King Kamehameha IV and Queen Emma were responsible for bringing the Anglican Church to Hawai'i. This invitation culminated in the consecration of Thomas Nettleship Staley at Lambeth Palace on December 15, 1861 as Bishop of the Missionary Diocese of Honolulu. Initially the church was called the Hawaiian Reformed Catholic Church but the name would change in 1870 to the Anglican Church in Hawai'i.
The first services of the church were held on October 12, 1862, amidst a time of mourning for the young Prince of Hawai`i, the only son of the King and Queen who died shortly before the arrival of the Bishop. The arrival of the Bishop had been long anticipated and prepared for by the King, who had translated much of the Book of Common Prayer into the Hawaiian language and had written a Preface explaining this new Anglican Christianity to his people.
The King and Queen gave land, part of their royal garden, on which the Cathedral was to be built. While planning and fund-raising began, a small Pro-Cathedral was constructed of wood; this would remain in use for more than twenty years, the time it would take for the first phase of the cathedral to reach completion. The untimely death of King Kamehameha IV on St. Andrew’s Day, November 30, 1863, led his brother, King Kamehameha V, to dedicate the cathedral to St. Andrew as a fitting memorial to a King.

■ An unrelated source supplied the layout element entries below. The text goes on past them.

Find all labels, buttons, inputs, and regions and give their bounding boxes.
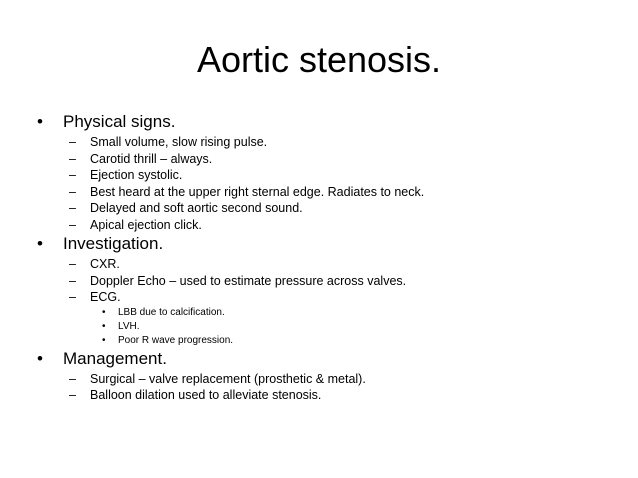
list-item-text: Balloon dilation used to alleviate stenosis. [90,388,322,402]
dash-marker: – [69,257,76,271]
bullet-management [30,348,620,370]
section-heading: Management. [63,348,167,368]
dash-marker: – [69,388,76,402]
bullet-marker: • [102,334,106,346]
list-item-text: CXR. [90,257,120,271]
sub-list-item-text: Poor R wave progression. [118,334,234,346]
list-item-text: Carotid thrill – always. [90,151,213,166]
list-item [30,134,620,151]
sub-list-item [30,306,620,320]
dash-marker: – [69,168,76,182]
list-item-text: Small volume, slow rising pulse. [90,135,268,149]
list-item [30,273,620,290]
dash-marker: – [69,184,76,199]
bullet-investigation [30,233,620,255]
dash-marker: – [69,273,76,288]
list-item [30,184,620,201]
bullet-marker: • [37,234,43,253]
bullet-physical-signs [30,111,620,133]
list-item [30,256,620,273]
list-item-text: Doppler Echo – used to estimate pressure across valves. [90,273,407,288]
list-item [30,387,620,404]
dash-marker: – [69,151,76,166]
list-item-text: Ejection systolic. [90,168,183,182]
sub-list-item-text: LBB due to calcification. [118,306,225,318]
sub-list-item [30,320,620,334]
bullet-marker: • [102,306,106,318]
slide-content [30,111,620,404]
section-heading: Investigation. [63,234,164,253]
dash-marker: – [69,135,76,149]
list-item [30,200,620,217]
slide-title: Aortic stenosis. [196,39,442,80]
list-item-text: Delayed and soft aortic second sound. [90,201,303,215]
sub-list-item-text: LVH. [118,320,140,332]
list-item-text: ECG. [90,290,121,304]
list-item [30,371,620,388]
bullet-marker: • [37,112,43,131]
list-item-text: Surgical – valve replacement (prosthetic & metal). [90,371,366,386]
list-item [30,151,620,168]
dash-marker: – [69,201,76,215]
list-item [30,167,620,184]
bullet-marker: • [102,320,106,332]
list-item [30,289,620,306]
list-item-text: Apical ejection click. [90,217,202,232]
dash-marker: – [69,371,76,386]
sub-list-item [30,334,620,348]
dash-marker: – [69,290,76,304]
list-item-text: Best heard at the upper right sternal edge. Radiates to neck. [90,184,425,199]
section-heading: Physical signs. [63,112,176,131]
list-item [30,217,620,234]
bullet-marker: • [37,348,43,368]
dash-marker: – [69,217,76,232]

The Queen proceeded on her own to lead the project; she traveled to England to raise money, to commission architects, and to purchase stone from Caen in Normandy, which was shipped to Hawai`i as ballast in sailing ships. The first twenty years were a struggle for money, men, and materials, but with the aid of staunch supporters, the first phase of the Cathedral was completed in time for Christmas 1886, in great part because of the support for the Queen’s vision of the Cathedral as a memorial to her husband. Queen Emma did not live to worship in the Cathedral. She had died the previous year on St. Mark’s Day 1885.
The King and Queen dedicated their marriage to serving the health, educational, and spiritual needs of their people. To these ends they founded The Queen’s Hospital (now The Queen’s Medical Center), several schools, including The St. Andrew’s Priory School for Girls (now The St. Andrew’s Schools, with separate programs for boys and girls) and St. Alban’s School (now ‘Iolani School), and were instrumental in bringing the Anglican church to the islands to provide access to a form of Christian spirituality that the King felt was eminently suited to the character and temperament of his people. In recognition and commemoration of these deeds the Episcopal Church of the United States honors King Kamehameha IV and Queen Emma throughout the church on November 28, the anniversary of their Confirmation in 1862.